Archive pour ‘Uncategorized’

mai 7, 2012

Dénoncer le journalisme communautaire ou l’inventer ?

Le blog du Soir consacré au JO de Londres vient de fournir une double contribution au journalisme communautaire. Dans son article “Les hockeyeuses, déjà un enjeu communautaire ?“, Philippe Vande Weyer dénonce en effet un numéro de la revue Nina (supplément féminin du Standaard) mettant en couverture les joueuses flamandes (et elles seules) de l’équipe nationale belge qualifiée pour les prochains Jeux Olympiques.

Mais ce qui est particulier, c’est que ce faisant, le journaliste du Soir pratique lui-même le journalisme communautaire. Il s’appuie en effet sur le cliché du Flamand forcément nationaliste et donne une lecture communautaire (les Flamands ne veulent pas nous voir) à un fait (ne convier que les joueuses flamandes de l’équipe à cette séance photo) qui peut s’expliquer beaucoup plus simplement.

Ceci a d’ailleurs été vite relevé par certains internautes, dont on se dépêche de reproduire les commentaires de peur qu’ils soient effacées.

Ainsi pour Velasquez Diego : “La proximité n’a rien de bien méchant dans ce titre et ne doit pas être confondue avec des revendications d”identité culturelle. Sinon, l’on risque de voir des nationalistes partout.
Même si la frontière entre proximité et chauvinisme est floue, surtout en sport (un chauvinisme sportif belge est-il plus souhaitable qu’un chauvinisme flamand ?) je trouve la photo et le titre bien innocents et votre article bien exagéré…

Plus virulent, mais pas moins pertinent, Christophe Tombeur :

Cet article confirme tout simplement la “paranoïa” de certains médias francophones.

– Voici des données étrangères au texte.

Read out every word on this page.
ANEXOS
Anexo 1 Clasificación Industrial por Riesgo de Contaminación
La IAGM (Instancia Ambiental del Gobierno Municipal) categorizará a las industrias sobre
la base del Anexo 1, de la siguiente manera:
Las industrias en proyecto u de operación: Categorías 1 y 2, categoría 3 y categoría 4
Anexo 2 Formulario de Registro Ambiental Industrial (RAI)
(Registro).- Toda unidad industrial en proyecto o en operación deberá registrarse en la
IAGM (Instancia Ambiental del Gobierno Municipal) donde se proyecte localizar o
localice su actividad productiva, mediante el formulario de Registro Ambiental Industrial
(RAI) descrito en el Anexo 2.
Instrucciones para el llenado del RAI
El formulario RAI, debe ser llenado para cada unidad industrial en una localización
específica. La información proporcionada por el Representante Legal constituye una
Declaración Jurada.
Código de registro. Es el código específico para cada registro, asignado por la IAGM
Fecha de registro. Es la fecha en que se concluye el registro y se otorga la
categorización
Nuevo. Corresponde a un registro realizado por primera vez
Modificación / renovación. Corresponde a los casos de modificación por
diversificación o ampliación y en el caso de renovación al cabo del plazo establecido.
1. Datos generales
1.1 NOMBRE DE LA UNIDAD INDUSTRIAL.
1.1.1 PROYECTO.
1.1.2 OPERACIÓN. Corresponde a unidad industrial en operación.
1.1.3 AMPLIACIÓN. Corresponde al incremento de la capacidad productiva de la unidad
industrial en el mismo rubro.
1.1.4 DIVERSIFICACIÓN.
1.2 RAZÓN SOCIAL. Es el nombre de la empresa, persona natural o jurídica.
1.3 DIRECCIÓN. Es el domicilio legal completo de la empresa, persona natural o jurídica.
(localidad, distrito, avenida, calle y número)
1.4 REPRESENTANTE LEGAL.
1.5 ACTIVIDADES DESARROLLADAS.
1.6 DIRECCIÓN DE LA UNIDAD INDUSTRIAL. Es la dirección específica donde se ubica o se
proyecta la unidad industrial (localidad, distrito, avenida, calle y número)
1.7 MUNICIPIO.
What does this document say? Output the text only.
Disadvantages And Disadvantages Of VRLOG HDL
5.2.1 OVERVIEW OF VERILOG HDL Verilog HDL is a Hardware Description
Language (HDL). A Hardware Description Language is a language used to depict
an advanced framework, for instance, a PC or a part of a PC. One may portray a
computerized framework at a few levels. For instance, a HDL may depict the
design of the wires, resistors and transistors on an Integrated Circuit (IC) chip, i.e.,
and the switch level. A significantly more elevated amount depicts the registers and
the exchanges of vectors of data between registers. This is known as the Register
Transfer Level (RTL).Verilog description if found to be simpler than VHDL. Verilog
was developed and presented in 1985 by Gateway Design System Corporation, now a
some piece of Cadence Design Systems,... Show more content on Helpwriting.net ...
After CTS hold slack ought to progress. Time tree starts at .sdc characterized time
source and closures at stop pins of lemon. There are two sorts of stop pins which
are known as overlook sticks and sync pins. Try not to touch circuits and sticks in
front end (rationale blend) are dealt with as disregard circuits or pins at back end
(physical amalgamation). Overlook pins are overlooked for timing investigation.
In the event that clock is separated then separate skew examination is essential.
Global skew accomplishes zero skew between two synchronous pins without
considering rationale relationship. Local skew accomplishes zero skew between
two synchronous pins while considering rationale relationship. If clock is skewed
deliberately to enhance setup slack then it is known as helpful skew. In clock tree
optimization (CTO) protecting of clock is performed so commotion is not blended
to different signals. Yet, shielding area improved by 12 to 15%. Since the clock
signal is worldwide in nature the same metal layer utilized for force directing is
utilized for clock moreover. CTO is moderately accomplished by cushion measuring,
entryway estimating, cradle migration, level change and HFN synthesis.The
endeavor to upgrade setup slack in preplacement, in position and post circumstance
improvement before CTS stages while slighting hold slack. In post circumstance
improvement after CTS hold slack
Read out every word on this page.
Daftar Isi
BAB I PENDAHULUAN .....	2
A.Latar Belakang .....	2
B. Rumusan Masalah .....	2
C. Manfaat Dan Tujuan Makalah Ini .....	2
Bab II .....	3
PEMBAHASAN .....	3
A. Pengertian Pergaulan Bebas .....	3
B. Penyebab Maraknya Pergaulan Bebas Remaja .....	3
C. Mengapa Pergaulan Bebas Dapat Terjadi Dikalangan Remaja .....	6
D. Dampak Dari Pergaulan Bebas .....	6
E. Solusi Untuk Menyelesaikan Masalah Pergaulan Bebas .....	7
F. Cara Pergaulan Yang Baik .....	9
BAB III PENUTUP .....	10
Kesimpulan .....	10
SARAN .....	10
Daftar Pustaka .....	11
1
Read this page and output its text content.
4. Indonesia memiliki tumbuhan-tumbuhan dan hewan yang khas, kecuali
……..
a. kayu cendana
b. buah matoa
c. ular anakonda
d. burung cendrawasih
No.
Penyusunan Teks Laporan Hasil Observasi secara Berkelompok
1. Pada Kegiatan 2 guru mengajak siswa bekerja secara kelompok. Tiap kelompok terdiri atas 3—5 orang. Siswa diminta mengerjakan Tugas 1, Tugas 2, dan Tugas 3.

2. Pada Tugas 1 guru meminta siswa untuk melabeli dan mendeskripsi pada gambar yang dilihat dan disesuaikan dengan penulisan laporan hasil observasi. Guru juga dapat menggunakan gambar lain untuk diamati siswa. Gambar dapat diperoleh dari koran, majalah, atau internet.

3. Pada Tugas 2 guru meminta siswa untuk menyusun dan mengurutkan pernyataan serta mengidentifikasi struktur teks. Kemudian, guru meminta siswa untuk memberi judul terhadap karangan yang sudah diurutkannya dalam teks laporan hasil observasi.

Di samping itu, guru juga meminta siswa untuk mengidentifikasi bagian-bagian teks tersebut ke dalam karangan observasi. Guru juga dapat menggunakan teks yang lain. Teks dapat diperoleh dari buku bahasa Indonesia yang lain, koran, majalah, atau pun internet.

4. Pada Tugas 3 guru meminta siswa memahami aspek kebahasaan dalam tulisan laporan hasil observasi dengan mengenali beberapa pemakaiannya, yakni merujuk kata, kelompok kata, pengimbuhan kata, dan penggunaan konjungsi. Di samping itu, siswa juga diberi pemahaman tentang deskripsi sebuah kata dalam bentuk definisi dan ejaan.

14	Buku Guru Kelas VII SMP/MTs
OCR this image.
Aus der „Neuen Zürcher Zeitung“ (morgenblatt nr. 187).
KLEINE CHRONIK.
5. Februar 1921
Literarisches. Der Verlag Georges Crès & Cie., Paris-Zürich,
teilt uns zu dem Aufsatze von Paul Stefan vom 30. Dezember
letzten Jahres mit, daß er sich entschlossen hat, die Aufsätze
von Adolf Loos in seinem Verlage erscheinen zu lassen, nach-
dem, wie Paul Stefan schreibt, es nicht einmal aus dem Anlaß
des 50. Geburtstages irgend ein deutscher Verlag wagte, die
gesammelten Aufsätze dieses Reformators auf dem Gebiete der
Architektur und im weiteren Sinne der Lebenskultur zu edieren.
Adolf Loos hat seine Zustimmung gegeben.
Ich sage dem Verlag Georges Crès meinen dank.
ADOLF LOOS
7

Dés qu’il y a quelque-part le mot “Vlaams” ou un drapeau flamand, certains journalistes francophones ne cessent de chercher des raisons pour accuser les flamands de séparatisme et d’indépendance. Est-ce c’est un crime que quelques joueuses flamandes posent dans un journal flamand ? Bien sûr que non ! Est-ce que quelqu’un ferait objection à une photo des joueuses bruxelloises dans un journal bruxellois ? Je ne pense pas.

Le Soir, votre image en Flandre est celle d’un journal ultra-francophone qui ne laisse passer aucune occasion pour critiquer et noircir la Flandre et les flamands. Nous avons déjà Télé Mille Collines (RTBF), faudrait-il ajouter Gazette Mille Collines ?

Les politiciens font déjà assez pour détruire ce pays (aussi bien les flamands que les francophones). Faut-il que les médias les suivent dans leur propagande ou aimerions-nous des médias objectifs et neutres ?

On a pas grand chose à ajouter à ces commentaires qui montre que le premier internaute venu a parfois (mais pas toujours, loin de là), plus de finesse et de recul que nombre de journalistes.

Pour notre part, on aurait évidemment aimé que toutes les joueuses belges soient prises en compte dans cet article de Nina. Mais doit-on crier au scandale et au nationalisme, chaque fois qu’un (ou plusieurs) “régional de l’étape” de telle ou telle équipe est cité dans un journal local. Faudra-t-il s’offusquer le jour où, par exemple, La Meuse consacrera un article aux seuls Liégeois présents chez les diables rouges ? Et exclura donc de son reportage tous les autres au prix d’une discrimination intolérable. A notre avis non. Il se trouve simplement que Nina a un lectorat Flamand et qu’il est manifestement apparu aux journalistes qu’il valait mieux seulement inviter les Flamandes du groupe, histoire d’avoir une plus grande proximité avec ledit lectorat. C’est dommage, mais comme le disait déjà Léopold II (à l’adresse de tous les Belges) : “Petit pays, petit esprit”.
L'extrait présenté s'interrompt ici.